Strategic approach is defined as the systemic and systematic way in which an effective board goes about carrying out its governance responsibilities, including how it: creates, gives voice to, and maintains a strategic level vision with measurable outcomes, and strategic level values that create clear performance expectations; monitors to assure those outcomes are achieved and expectations are met; and takes constructive board-level action in response to monitoring by making corrections and adjusting guidance in order to assure future success.
The effective board institutionalizes board readiness in the form of a stable governance mindset and approach.
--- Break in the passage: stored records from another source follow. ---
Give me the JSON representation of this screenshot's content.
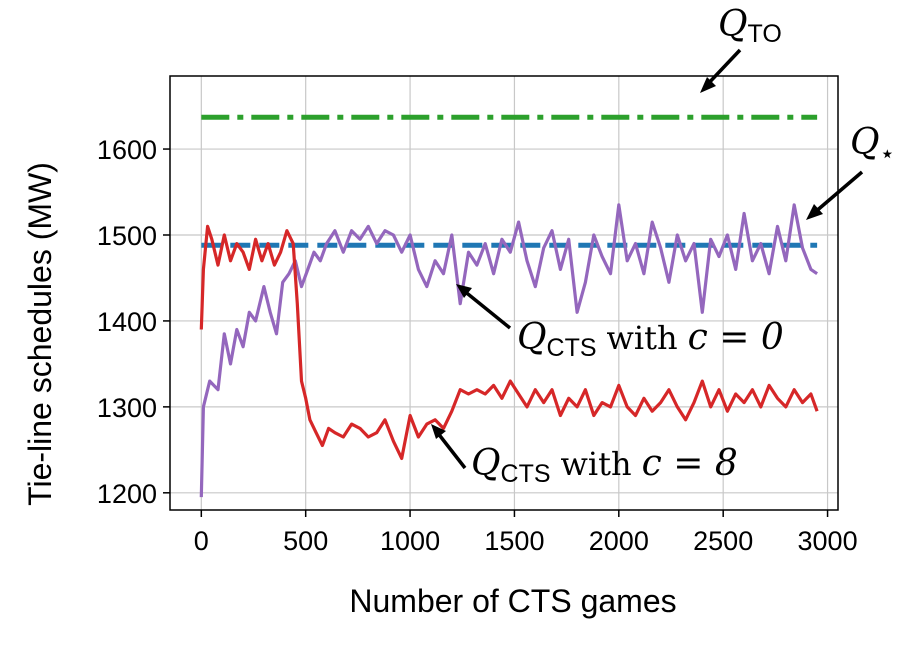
{
  "chart_data": {
    "type": "line",
    "xlabel": "Number of CTS games",
    "ylabel": "Tie-line schedules (MW)",
    "xlim": [
      -150,
      3050
    ],
    "ylim": [
      1180,
      1685
    ],
    "xticks": [
      0,
      500,
      1000,
      1500,
      2000,
      2500,
      3000
    ],
    "yticks": [
      1200,
      1300,
      1400,
      1500,
      1600
    ],
    "grid": true,
    "reference_lines": [
      {
        "name": "Q_TO",
        "y": 1637,
        "x_range": [
          0,
          2950
        ],
        "color": "#2ca02c",
        "style": "dash-dot"
      },
      {
        "name": "Q_star",
        "y": 1488,
        "x_range": [
          0,
          2950
        ],
        "color": "#1f77b4",
        "style": "dashed"
      }
    ],
    "series": [
      {
        "name": "Q_CTS with c = 0",
        "color": "#9467bd",
        "x": [
          0,
          10,
          40,
          80,
          110,
          140,
          170,
          200,
          230,
          260,
          300,
          330,
          360,
          390,
          420,
          450,
          480,
          510,
          540,
          570,
          600,
          640,
          680,
          720,
          760,
          800,
          840,
          880,
          920,
          960,
          1000,
          1040,
          1080,
          1120,
          1160,
          1200,
          1240,
          1280,
          1320,
          1360,
          1400,
          1440,
          1480,
          1520,
          1560,
          1600,
          1640,
          1680,
          1720,
          1760,
          1800,
          1840,
          1880,
          1920,
          1960,
          2000,
          2040,
          2080,
          2120,
          2160,
          2200,
          2240,
          2280,
          2320,
          2360,
          2400,
          2440,
          2480,
          2520,
          2560,
          2600,
          2640,
          2680,
          2720,
          2760,
          2800,
          2840,
          2880,
          2920,
          2950
        ],
        "values": [
          1195,
          1300,
          1330,
          1320,
          1385,
          1350,
          1390,
          1370,
          1410,
          1400,
          1440,
          1410,
          1385,
          1445,
          1455,
          1470,
          1440,
          1460,
          1480,
          1470,
          1490,
          1505,
          1480,
          1505,
          1495,
          1510,
          1490,
          1505,
          1500,
          1480,
          1500,
          1460,
          1440,
          1470,
          1455,
          1500,
          1420,
          1480,
          1465,
          1490,
          1455,
          1495,
          1480,
          1515,
          1470,
          1440,
          1485,
          1505,
          1460,
          1495,
          1410,
          1445,
          1500,
          1475,
          1455,
          1535,
          1470,
          1490,
          1455,
          1515,
          1485,
          1445,
          1500,
          1470,
          1490,
          1410,
          1495,
          1475,
          1500,
          1460,
          1525,
          1470,
          1490,
          1455,
          1510,
          1470,
          1535,
          1485,
          1460,
          1455
        ]
      },
      {
        "name": "Q_CTS with c = 8",
        "color": "#d62728",
        "x": [
          0,
          10,
          30,
          50,
          80,
          110,
          140,
          170,
          200,
          230,
          260,
          290,
          320,
          350,
          380,
          410,
          440,
          460,
          480,
          500,
          520,
          550,
          580,
          610,
          640,
          680,
          720,
          760,
          800,
          840,
          880,
          920,
          960,
          1000,
          1040,
          1080,
          1120,
          1160,
          1200,
          1240,
          1280,
          1320,
          1360,
          1400,
          1440,
          1480,
          1520,
          1560,
          1600,
          1640,
          1680,
          1720,
          1760,
          1800,
          1840,
          1880,
          1920,
          1960,
          2000,
          2040,
          2080,
          2120,
          2160,
          2200,
          2240,
          2280,
          2320,
          2360,
          2400,
          2440,
          2480,
          2520,
          2560,
          2600,
          2640,
          2680,
          2720,
          2760,
          2800,
          2840,
          2880,
          2920,
          2950
        ],
        "values": [
          1390,
          1460,
          1510,
          1495,
          1465,
          1500,
          1470,
          1490,
          1480,
          1460,
          1495,
          1470,
          1490,
          1465,
          1480,
          1505,
          1490,
          1420,
          1330,
          1310,
          1285,
          1270,
          1255,
          1275,
          1270,
          1265,
          1280,
          1275,
          1265,
          1270,
          1285,
          1260,
          1240,
          1290,
          1265,
          1280,
          1285,
          1275,
          1295,
          1320,
          1315,
          1320,
          1315,
          1325,
          1310,
          1330,
          1315,
          1300,
          1320,
          1305,
          1320,
          1290,
          1310,
          1300,
          1320,
          1290,
          1305,
          1300,
          1325,
          1300,
          1290,
          1310,
          1295,
          1305,
          1320,
          1300,
          1285,
          1305,
          1330,
          1300,
          1320,
          1295,
          1315,
          1305,
          1320,
          1300,
          1325,
          1310,
          1300,
          1320,
          1305,
          1315,
          1295
        ]
      }
    ],
    "annotations": [
      {
        "base": "Q",
        "sub": "TO",
        "suffix": ""
      },
      {
        "base": "Q",
        "sub": "⋆",
        "suffix": ""
      },
      {
        "base": "Q",
        "sub": "CTS",
        "word": "with",
        "math": "c = 0"
      },
      {
        "base": "Q",
        "sub": "CTS",
        "word": "with",
        "math": "c = 8"
      }
    ]
  }
}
Everyone in the district fully understand the board’s role, separate and distinct from that of the superintendent, and they develop an appreciation for the responsibility, authority, and accountability inherent in that role. Even without turnover of members the board should periodically set aside time to review, reflect, refresh, and reset its mindset and its approach to ensure that actual board practice (what the board does in practice) is aligned with theory (what the board says about those important components) about the board work that leads to success. This is the valid purpose of board retreats, during which the board can review its performance, reflect on its readiness, refresh its governance mindset and reset its strategic approach.